Friday, June 29, 2007
Facebroke
D.A.N.C.E.
Seven years on from exiting the dance music industry, I have rediscovered the joys of thumping fucked up electronic sounds, courtesy of the phenomenal Justice album. For a while there after I stopped being a music journo I couldn’t listen to any music at all, let alone any dance music. Slowly I got back into indie stuff – which I’d been into before I got hooked on repetitive beats (unless you count a much younger hip hop period and subsequent flirtation with cold European electronica like Hard Corps) – but whatever dance music was up to from the year 2000 onwards, I wasn’t listening.
Having said that, the dance ‘industry’ (always an amusing misnomer: none of us were particularly industrious) was dying on its arse by the time I moved on. The heydey of superclubs and hedonism was behind us; techno had hit a dead end; big beat was buggered. The volume of records arriving in the Update/7 office seemed to be increasing, but mining the seam of gold in the vinyl mountain was getting ever tougher. I’ve no idea how things went after that, beyond hearing the rumblings of dance music being dead and learning about friends losing their jobs. But recently I’ve started picking up the odd electronic record here and there; mostly on the indie crossover tip (new rave, for want of a better description).

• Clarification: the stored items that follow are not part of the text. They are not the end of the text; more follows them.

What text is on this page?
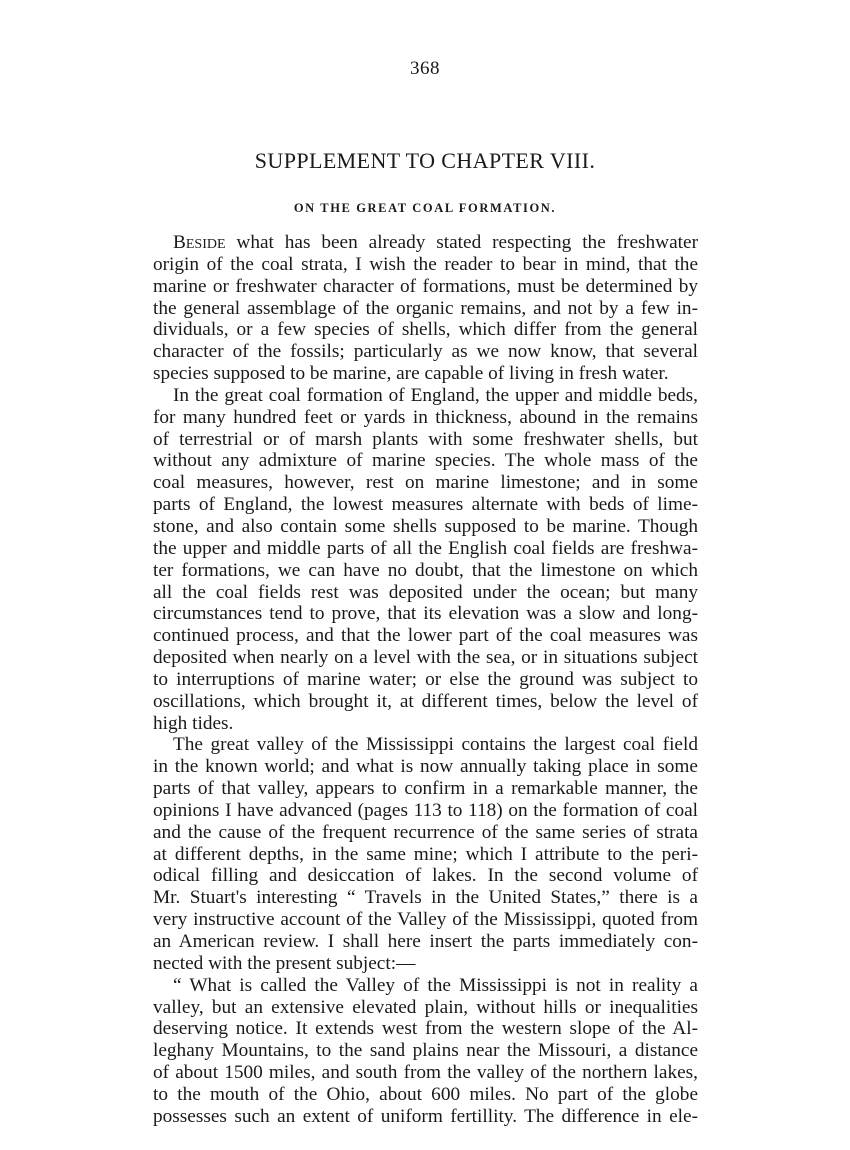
368
SUPPLEMENT TO CHAPTER VIII.
ON THE GREAT COAL FORMATION.
Beside what has been already stated respecting the freshwater
origin of the coal strata, I wish the reader to bear in mind, that the
marine or freshwater character of formations, must be determined by
the general assemblage of the organic remains, and not by a few in-
dividuals, or a few species of shells, which differ from the general
character of the fossils; particularly as we now know, that several
species supposed to be marine, are capable of living in fresh water.
In the great coal formation of England, the upper and middle beds,
for many hundred feet or yards in thickness, abound in the remains
of terrestrial or of marsh plants with some freshwater shells, but
without any admixture of marine species. The whole mass of the
coal measures, however, rest on marine limestone; and in some
parts of England, the lowest measures alternate with beds of lime-
stone, and also contain some shells supposed to be marine. Though
the upper and middle parts of all the English coal fields are freshwa-
ter formations, we can have no doubt, that the limestone on which
all the coal fields rest was deposited under the ocean; but many
circumstances tend to prove, that its elevation was a slow and long-
continued process, and that the lower part of the coal measures was
deposited when nearly on a level with the sea, or in situations subject
to interruptions of marine water; or else the ground was subject to
oscillations, which brought it, at different times, below the level of
high tides.
The great valley of the Mississippi contains the largest coal field
in the known world; and what is now annually taking place in some
parts of that valley, appears to confirm in a remarkable manner, the
opinions I have advanced (pages 113 to 118) on the formation of coal
and the cause of the frequent recurrence of the same series of strata
at different depths, in the same mine; which I attribute to the peri-
odical filling and desiccation of lakes. In the second volume of
Mr. Stuart's interesting “ Travels in the United States,” there is a
very instructive account of the Valley of the Mississippi, quoted from
an American review. I shall here insert the parts immediately con-
nected with the present subject:—
“ What is called the Valley of the Mississippi is not in reality a
valley, but an extensive elevated plain, without hills or inequalities
deserving notice. It extends west from the western slope of the Al-
leghany Mountains, to the sand plains near the Missouri, a distance
of about 1500 miles, and south from the valley of the northern lakes,
to the mouth of the Ohio, about 600 miles. No part of the globe
possesses such an extent of uniform fertillity. The difference in ele-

What marks this new iteration of dance records out from forebearers like Daft Punk is their restlessness: Justice tracks never sit still. Sure, they repeat their hooks, riffs and themes, but always with a new twist, and sometimes shooting off in a completely unexpected direction. Dance records past tended to alight on a hook and milk it for all it was worth, which obviously works in a club context but ultimately limits what you can do. Justice tracks deploy their harsh hooks sparingly or subtly, and limit the use of connective-tissue things like hi-hats, whilst constantly changing up the beats, dropping out the bass, reaching brief crescendos and then deciding to do something else entirely, like a fidgety kid throwing a strop halfway through a game of ‘Guess Who?’ and going off to surf the web instead.
All this will mean fuck all to anybody but me; it’s more a note to myself really, as I nod my head to the twisting, textured, jerking music.